News - Publik kembali memperbincangkan soal open donasi atau kegiatan pengumpulan dana yang dilakukan secara terbuka kepada masyarakat umum. Kali ini, Livy Renata menjadi sorotan karena diduga membeli mobil dengan cara membuka donasi. Hal ini sontak menuai kritik publik.

Selebgram berusia 22 tahun ini lantas memberikan klarifikasi. Menurutnya, ia tak membuka donasi, melainkan menyediakan foto eksklusif yang bisa diakses di media sosial dan pembayarannya dana kepadanya melalui aplikasi Trakteer.

“Saya tidak membuka donasi, itu selfie eksklusif,” tulisnya dikutip dari medcom.id

Menkominfo, Budi Arie Setiadi, mengatakan bahwa permasalahan pengumpulan donasi adalah ranah Kementerian Sosial. Akan tetapi, dari sisi Kominfo, pemerintah melihat proses perizinan hingga pertanggungjawaban pengumpulan donasi.

"Kita liat izinnya dulu. Perizinannya gimana, pertanggungjawabannya gimana. Kan masyarakat mengumpulkan donasi untuk satu atau lain hal kan boleh," kata Budi Arie di kompleks Istana Kepresidenan, Jakarta, Senin (25/3/2024).

Menurutnya, publik bisa melapor jika ada penyalahgunaan donasi karena tak dipungkiri kegiatan ini berpotensi terjadi pelanggaran hukum.

"Kalau misalnya dia melanggar hukum bisa masuk pidana kan," ujarnya.

Sementara Menteri Sosial, Tri Rismaharini, enggan berkomentar tentang dugaan open donasi seperti yang dilakukan Livy. Ia mengaku belum tahu kasus tersebut dan belum berbicara soal penindakan. Menurutnya, ia perlu mengetahui lebih lanjut.

"Nanti tak lihat," kata Risma singkat di kompleks Istana Kepresidenan, Jakarta, Senin.

Selain kasus Livy, masalah penyalahgunaan donasi juga sempat terjadi beberapa waktu sebelumnya. Misalnya kasus komika Singgih Sahara asal Semarang. Ia diduga menggunakan sebagian dana hasil donasi untuk berfoya-foya.

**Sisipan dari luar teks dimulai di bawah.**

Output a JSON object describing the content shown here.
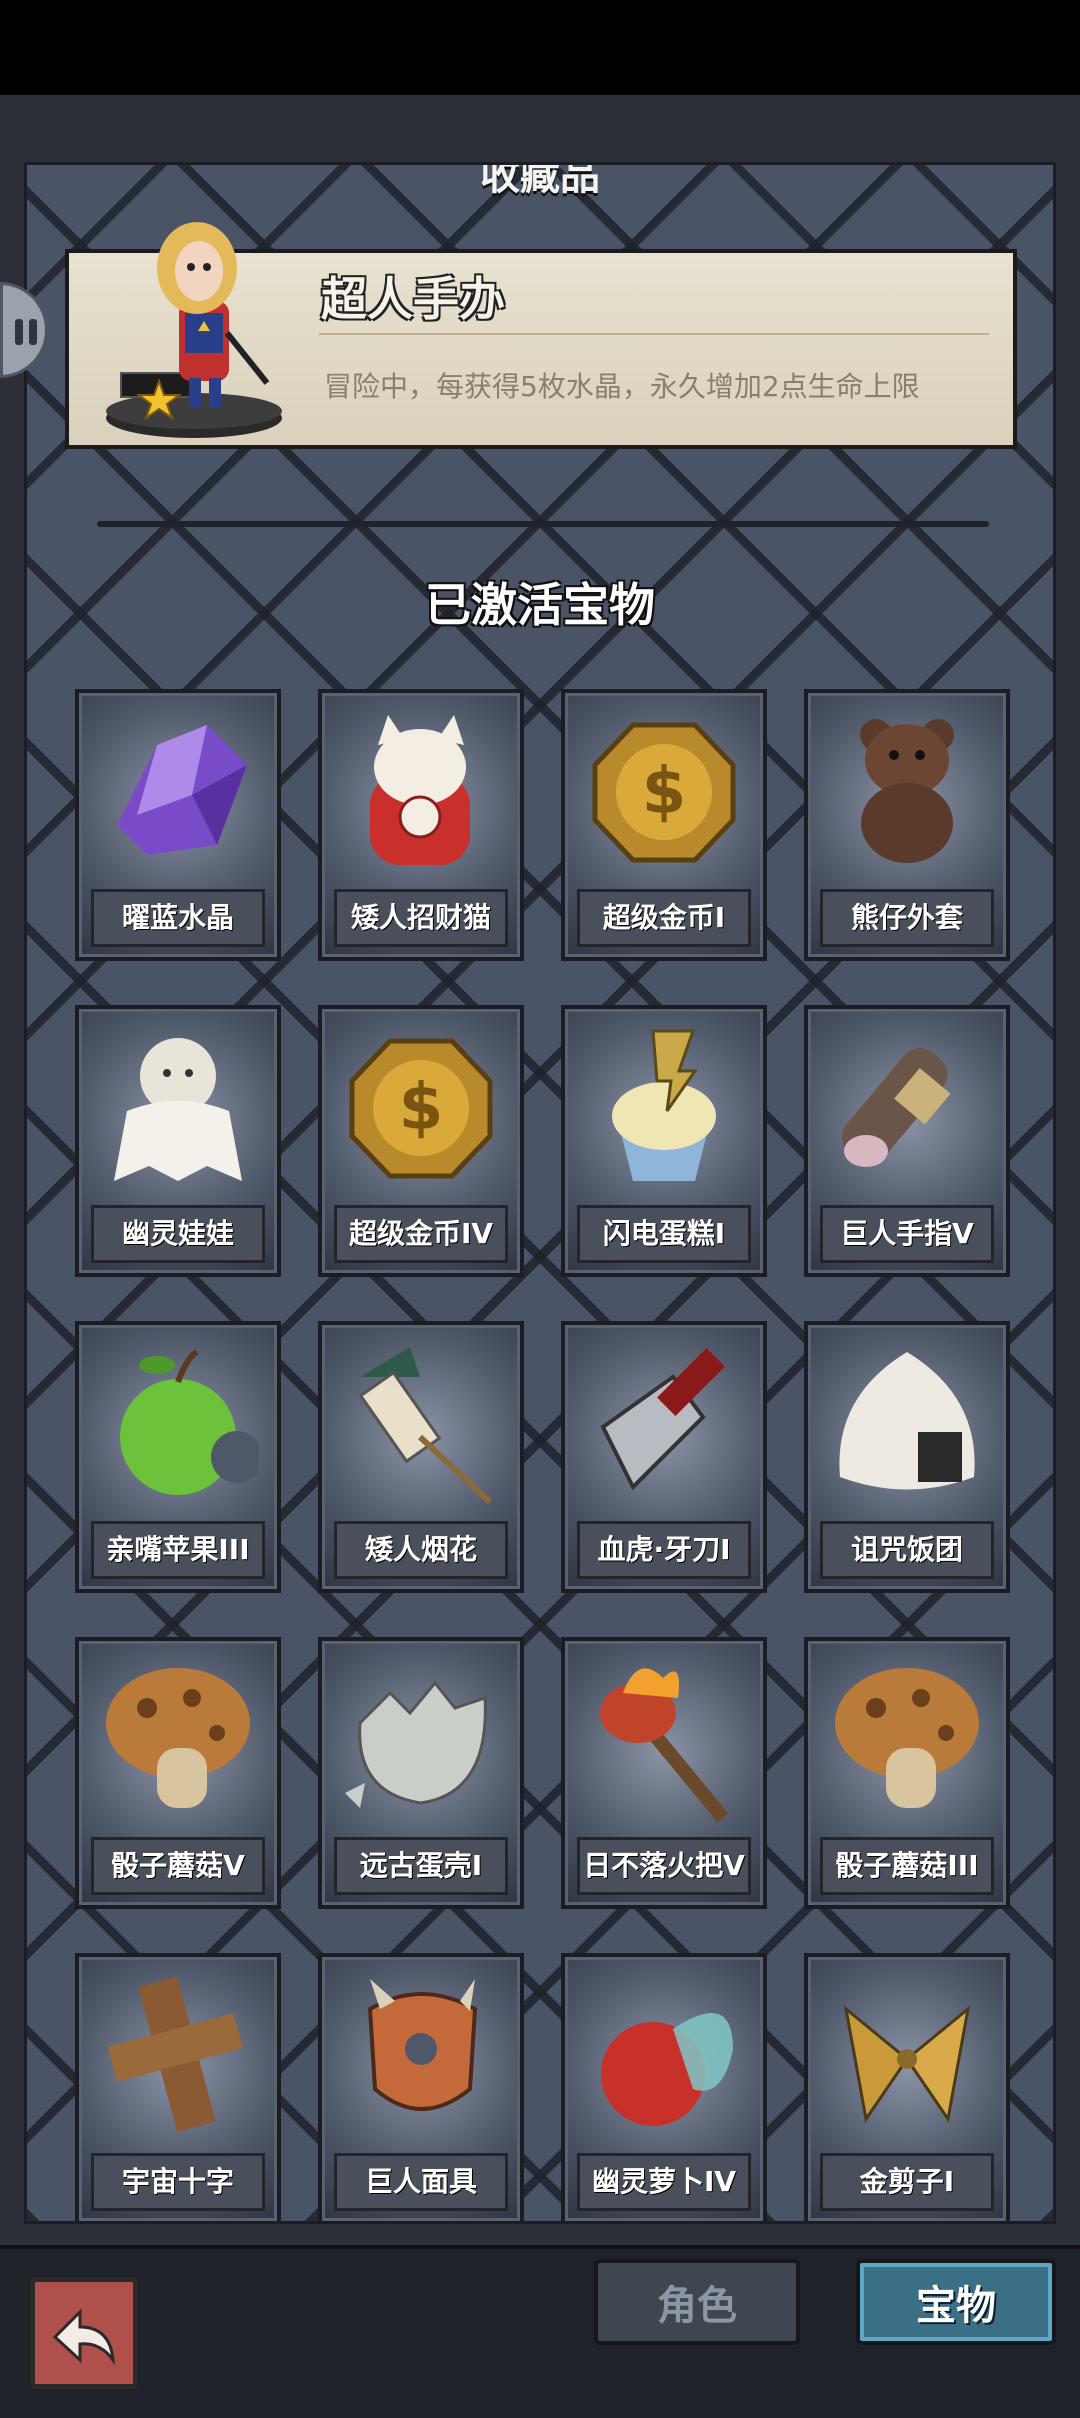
{
  "panel": {
    "title": "收藏品"
  },
  "featured": {
    "name": "超人手办",
    "description": "冒险中，每获得5枚水晶，永久增加2点生命上限",
    "star_color": "#f2c12e"
  },
  "section_title": "已激活宝物",
  "items": [
    {
      "label": "曜蓝水晶",
      "icon": "purple-crystal-icon"
    },
    {
      "label": "矮人招财猫",
      "icon": "lucky-cat-icon"
    },
    {
      "label": "超级金币I",
      "icon": "gold-coin-icon"
    },
    {
      "label": "熊仔外套",
      "icon": "teddy-bear-icon"
    },
    {
      "label": "幽灵娃娃",
      "icon": "ghost-doll-icon"
    },
    {
      "label": "超级金币IV",
      "icon": "gold-coin-icon"
    },
    {
      "label": "闪电蛋糕I",
      "icon": "lightning-cupcake-icon"
    },
    {
      "label": "巨人手指V",
      "icon": "giant-finger-icon"
    },
    {
      "label": "亲嘴苹果III",
      "icon": "green-apple-icon"
    },
    {
      "label": "矮人烟花",
      "icon": "firework-icon"
    },
    {
      "label": "血虎·牙刀I",
      "icon": "cleaver-icon"
    },
    {
      "label": "诅咒饭团",
      "icon": "rice-ball-icon"
    },
    {
      "label": "骰子蘑菇V",
      "icon": "mushroom-icon"
    },
    {
      "label": "远古蛋壳I",
      "icon": "eggshell-icon"
    },
    {
      "label": "日不落火把V",
      "icon": "torch-icon"
    },
    {
      "label": "骰子蘑菇III",
      "icon": "mushroom-icon"
    },
    {
      "label": "宇宙十字",
      "icon": "wooden-cross-icon"
    },
    {
      "label": "巨人面具",
      "icon": "giant-mask-icon"
    },
    {
      "label": "幽灵萝卜IV",
      "icon": "ghost-radish-icon"
    },
    {
      "label": "金剪子I",
      "icon": "golden-scissors-icon"
    }
  ],
  "tabs": {
    "role": "角色",
    "treasure": "宝物"
  },
  "colors": {
    "panel_bg": "#4a5466",
    "active_tab": "#3b6f86",
    "back_button": "#b0504a"
  }
}
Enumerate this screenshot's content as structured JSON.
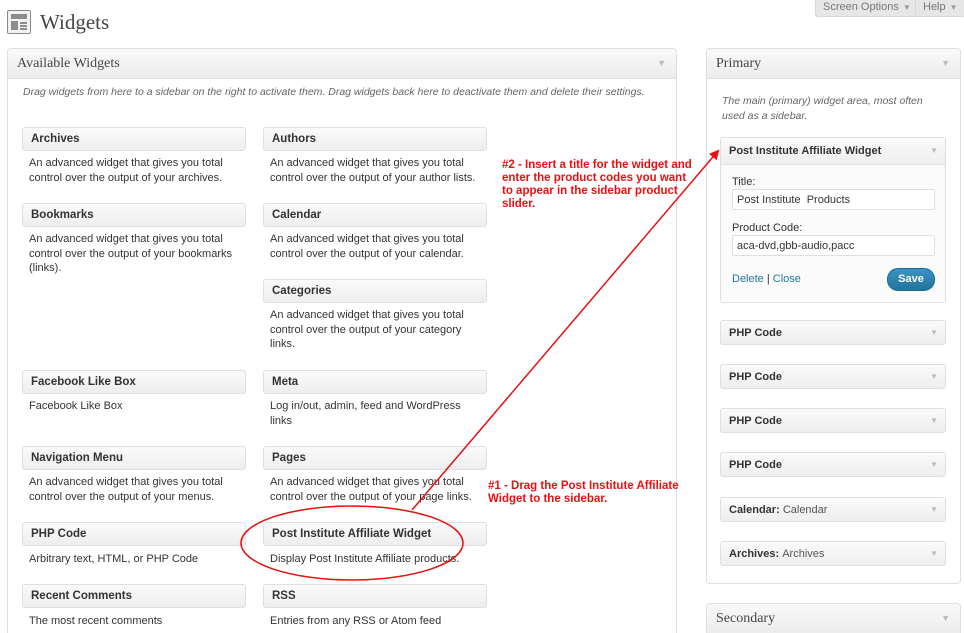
{
  "page": {
    "title": "Widgets"
  },
  "screen_meta": {
    "screen_options": "Screen Options",
    "help": "Help"
  },
  "available": {
    "title": "Available Widgets",
    "description": "Drag widgets from here to a sidebar on the right to activate them. Drag widgets back here to deactivate them and delete their settings.",
    "widgets": [
      {
        "name": "Archives",
        "desc": "An advanced widget that gives you total control over the output of your archives."
      },
      {
        "name": "Authors",
        "desc": "An advanced widget that gives you total control over the output of your author lists."
      },
      {
        "name": "Bookmarks",
        "desc": "An advanced widget that gives you total control over the output of your bookmarks (links)."
      },
      {
        "name": "Calendar",
        "desc": "An advanced widget that gives you total control over the output of your calendar."
      },
      {
        "name": "Categories",
        "desc": "An advanced widget that gives you total control over the output of your category links."
      },
      {
        "name": "Facebook Like Box",
        "desc": "Facebook Like Box"
      },
      {
        "name": "Meta",
        "desc": "Log in/out, admin, feed and WordPress links"
      },
      {
        "name": "Navigation Menu",
        "desc": "An advanced widget that gives you total control over the output of your menus."
      },
      {
        "name": "Pages",
        "desc": "An advanced widget that gives you total control over the output of your page links."
      },
      {
        "name": "PHP Code",
        "desc": "Arbitrary text, HTML, or PHP Code"
      },
      {
        "name": "Post Institute Affiliate Widget",
        "desc": "Display Post Institute Affiliate products."
      },
      {
        "name": "Recent Comments",
        "desc": "The most recent comments"
      },
      {
        "name": "RSS",
        "desc": "Entries from any RSS or Atom feed"
      }
    ]
  },
  "annotations": {
    "step2": "#2 - Insert a title for the widget and enter the product codes you want to appear in the sidebar product slider.",
    "step1": "#1 - Drag the Post Institute Affiliate Widget to the sidebar."
  },
  "primary": {
    "title": "Primary",
    "description": "The main (primary) widget area, most often used as a sidebar.",
    "open_widget": {
      "title": "Post Institute Affiliate Widget",
      "title_label": "Title:",
      "title_value": "Post Institute  Products",
      "code_label": "Product Code:",
      "code_value": "aca-dvd,gbb-audio,pacc",
      "delete": "Delete",
      "separator": "|",
      "close": "Close",
      "save": "Save"
    },
    "widgets": [
      {
        "name": "PHP Code",
        "sub": ""
      },
      {
        "name": "PHP Code",
        "sub": ""
      },
      {
        "name": "PHP Code",
        "sub": ""
      },
      {
        "name": "PHP Code",
        "sub": ""
      },
      {
        "name": "Calendar:",
        "sub": "Calendar"
      },
      {
        "name": "Archives:",
        "sub": "Archives"
      }
    ]
  },
  "secondary": {
    "title": "Secondary"
  },
  "colors": {
    "annotation": "#e81010",
    "save_button": "#21759b",
    "link": "#21759b"
  }
}
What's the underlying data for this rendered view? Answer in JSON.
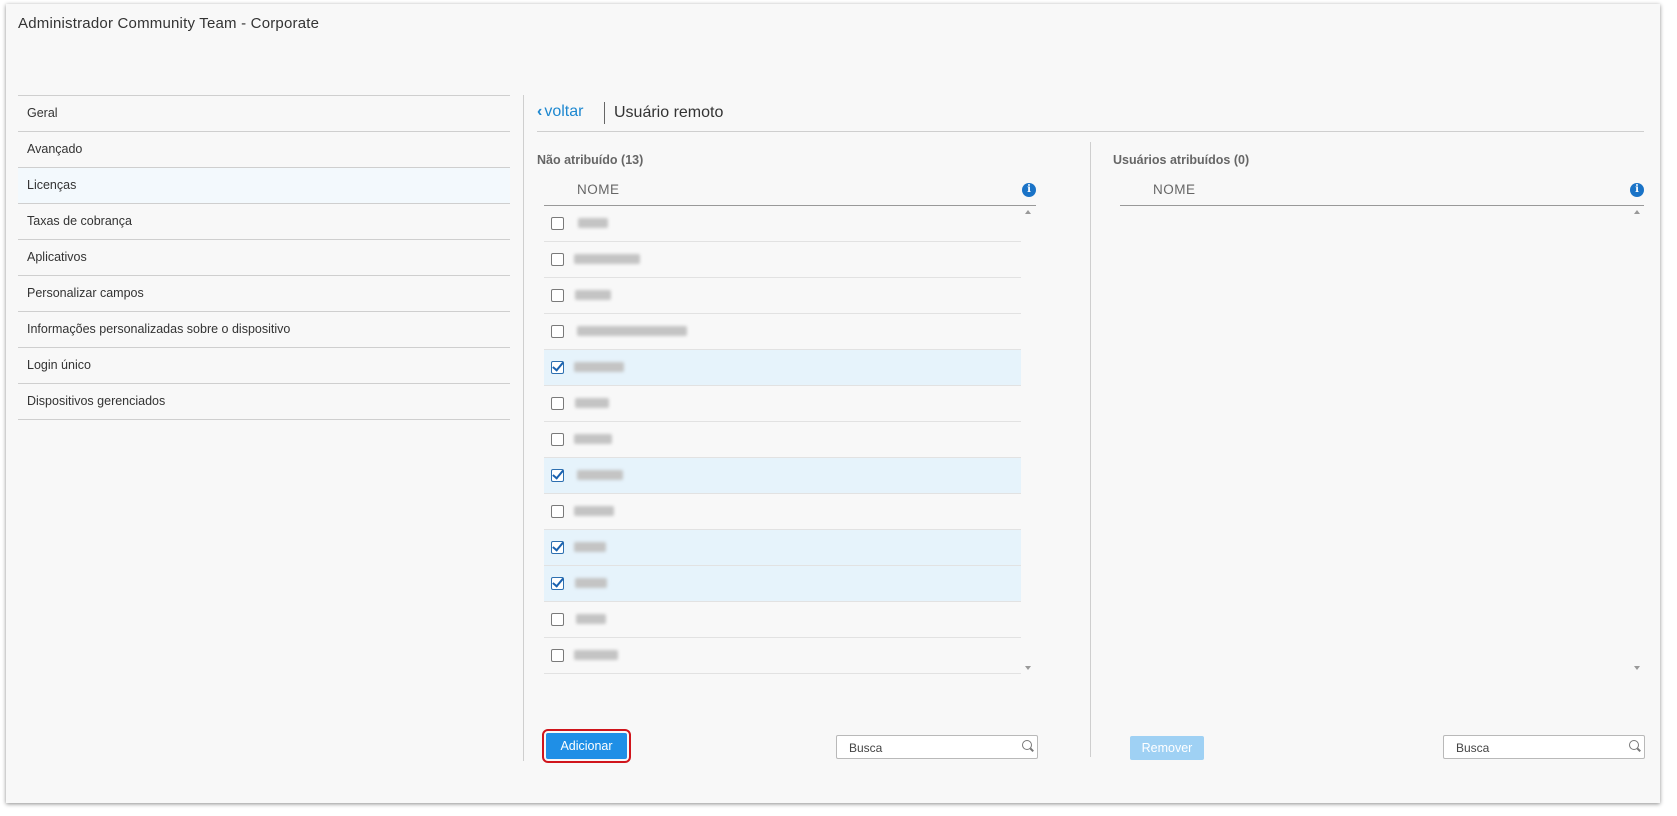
{
  "window": {
    "title": "Administrador Community Team - Corporate"
  },
  "sidebar": {
    "items": [
      {
        "label": "Geral"
      },
      {
        "label": "Avançado"
      },
      {
        "label": "Licenças",
        "active": true
      },
      {
        "label": "Taxas de cobrança"
      },
      {
        "label": "Aplicativos"
      },
      {
        "label": "Personalizar campos"
      },
      {
        "label": "Informações personalizadas sobre o dispositivo"
      },
      {
        "label": "Login único"
      },
      {
        "label": "Dispositivos gerenciados"
      }
    ]
  },
  "header": {
    "back_label": "voltar",
    "back_icon": "chevron-left-icon",
    "title": "Usuário remoto"
  },
  "unassigned": {
    "title": "Não atribuído (13)",
    "column": "NOME",
    "rows": [
      {
        "checked": false
      },
      {
        "checked": false
      },
      {
        "checked": false
      },
      {
        "checked": false
      },
      {
        "checked": true
      },
      {
        "checked": false
      },
      {
        "checked": false
      },
      {
        "checked": true
      },
      {
        "checked": false
      },
      {
        "checked": true
      },
      {
        "checked": true
      },
      {
        "checked": false
      },
      {
        "checked": false
      }
    ],
    "add_button": "Adicionar",
    "search_placeholder": "Busca"
  },
  "assigned": {
    "title": "Usuários atribuídos (0)",
    "column": "NOME",
    "remove_button": "Remover",
    "search_placeholder": "Busca"
  },
  "colors": {
    "accent": "#1f8fe6",
    "highlight": "#d0151c",
    "checked_row": "#e6f3fb"
  }
}
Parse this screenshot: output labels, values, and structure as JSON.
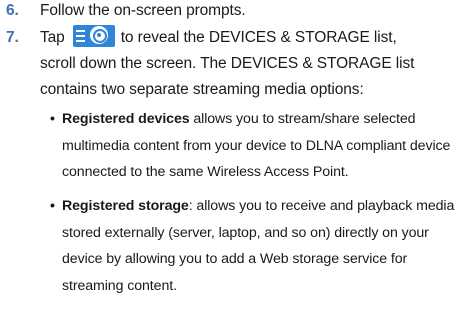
{
  "steps": [
    {
      "number": "6.",
      "lines": [
        "Follow the on-screen prompts."
      ]
    },
    {
      "number": "7.",
      "prefix": "Tap",
      "icon": "devices-app-icon",
      "line1_rest": "to reveal the DEVICES & STORAGE list,",
      "lines": [
        "scroll down the screen. The DEVICES & STORAGE list",
        "contains two separate streaming media options:"
      ]
    }
  ],
  "bullets": [
    {
      "term": "Registered devices",
      "first_line": " allows you to stream/share selected",
      "lines": [
        "multimedia content from your device to DLNA compliant device",
        "connected to the same Wireless Access Point."
      ]
    },
    {
      "term": "Registered storage",
      "first_line": ": allows you to receive and playback media",
      "lines": [
        "stored externally (server, laptop, and so on) directly on your",
        "device by allowing you to add a Web storage service for",
        "streaming content."
      ]
    }
  ],
  "colors": {
    "step_number": "#3d6fb4",
    "icon_background": "#2f86d8"
  }
}
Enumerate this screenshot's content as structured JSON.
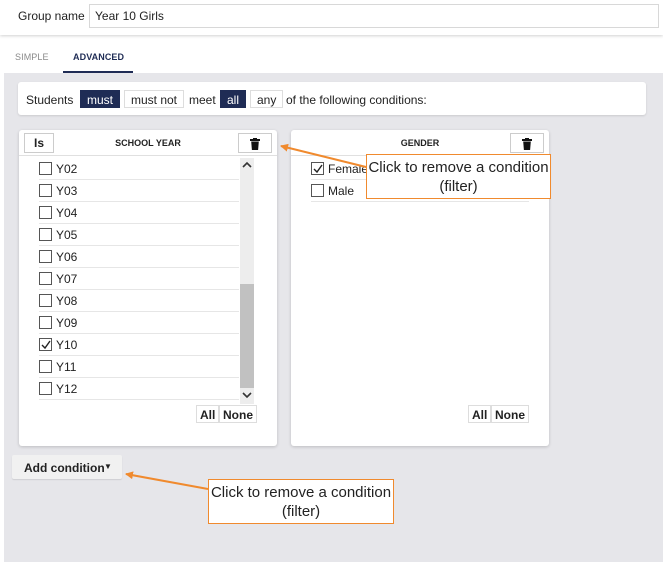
{
  "group": {
    "label": "Group name",
    "value": "Year 10 Girls"
  },
  "tabs": [
    {
      "label": "SIMPLE",
      "active": false
    },
    {
      "label": "ADVANCED",
      "active": true
    }
  ],
  "condition_bar": {
    "subject": "Students",
    "must": "must",
    "must_not": "must not",
    "meet": "meet",
    "all": "all",
    "any": "any",
    "suffix": "of the following conditions:"
  },
  "school_year_panel": {
    "operator": "Is",
    "title": "SCHOOL YEAR",
    "items": [
      {
        "label": "Y02",
        "checked": false
      },
      {
        "label": "Y03",
        "checked": false
      },
      {
        "label": "Y04",
        "checked": false
      },
      {
        "label": "Y05",
        "checked": false
      },
      {
        "label": "Y06",
        "checked": false
      },
      {
        "label": "Y07",
        "checked": false
      },
      {
        "label": "Y08",
        "checked": false
      },
      {
        "label": "Y09",
        "checked": false
      },
      {
        "label": "Y10",
        "checked": true
      },
      {
        "label": "Y11",
        "checked": false
      },
      {
        "label": "Y12",
        "checked": false
      }
    ],
    "all_label": "All",
    "none_label": "None"
  },
  "gender_panel": {
    "title": "GENDER",
    "items": [
      {
        "label": "Female",
        "checked": true
      },
      {
        "label": "Male",
        "checked": false
      }
    ],
    "all_label": "All",
    "none_label": "None"
  },
  "add_condition": {
    "label": "Add condition",
    "caret": "▼"
  },
  "callouts": {
    "delete_filter": "Click to remove a condition (filter)",
    "add_condition": "Click to remove a condition (filter)"
  },
  "colors": {
    "accent": "#1f2c55",
    "callout_border": "#f08a2e",
    "background": "#e6e6ea"
  },
  "icons": {
    "trash": "trash-icon",
    "check": "check-icon",
    "scroll_up": "chevron-up-icon",
    "scroll_down": "chevron-down-icon",
    "caret": "caret-down-icon"
  }
}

Singgih mengumpulkan donasi lewat media sosial Twitter/X. Ia mengaku melakukan open donasi untuk pengobatan ibu dan anaknya. Hingga Rabu (20/3/2024), aksinya berhasil mengumpulkan uang hingga Rp257.689.732.

Namun rupanya Singgih hanya menghabiskan Rp50 juta untuk pengobatan, sementara sisanya untuk berfoya-foya.

Selain dua kasus tersebut, ada juga masalah donasi yang dilakukan lembaga donasi Aksi Cepat Tanggap (ACT) yang menghimpun dana untuk korban kecelakaan Lion Air JT 610.

Di pengadilan, hakim menvonis hukuman penjara kepada eks Presiden Yayasan ACT, Ibnu Khajar, selama tiga tahun.

ACT terbukti menyelewengkan dana santunan untuk 189 penumpang dan kru dari Boeing Financial Assistance Fund. Pengelola ACT meminta dana sebesar USD144.500 per ahli waris.

ACT mengeklaim membangun fasilitas sosial sebagaimana rekomendasi 68 ahli waris, tetapi proyek berjalan mangkrak. ACT juga menutupi informasi bahwa para ahli waris seharusnya menerima dana dari Boeing, tetapi malah menggunakan dana tersebut untuk kepentingan pribadi.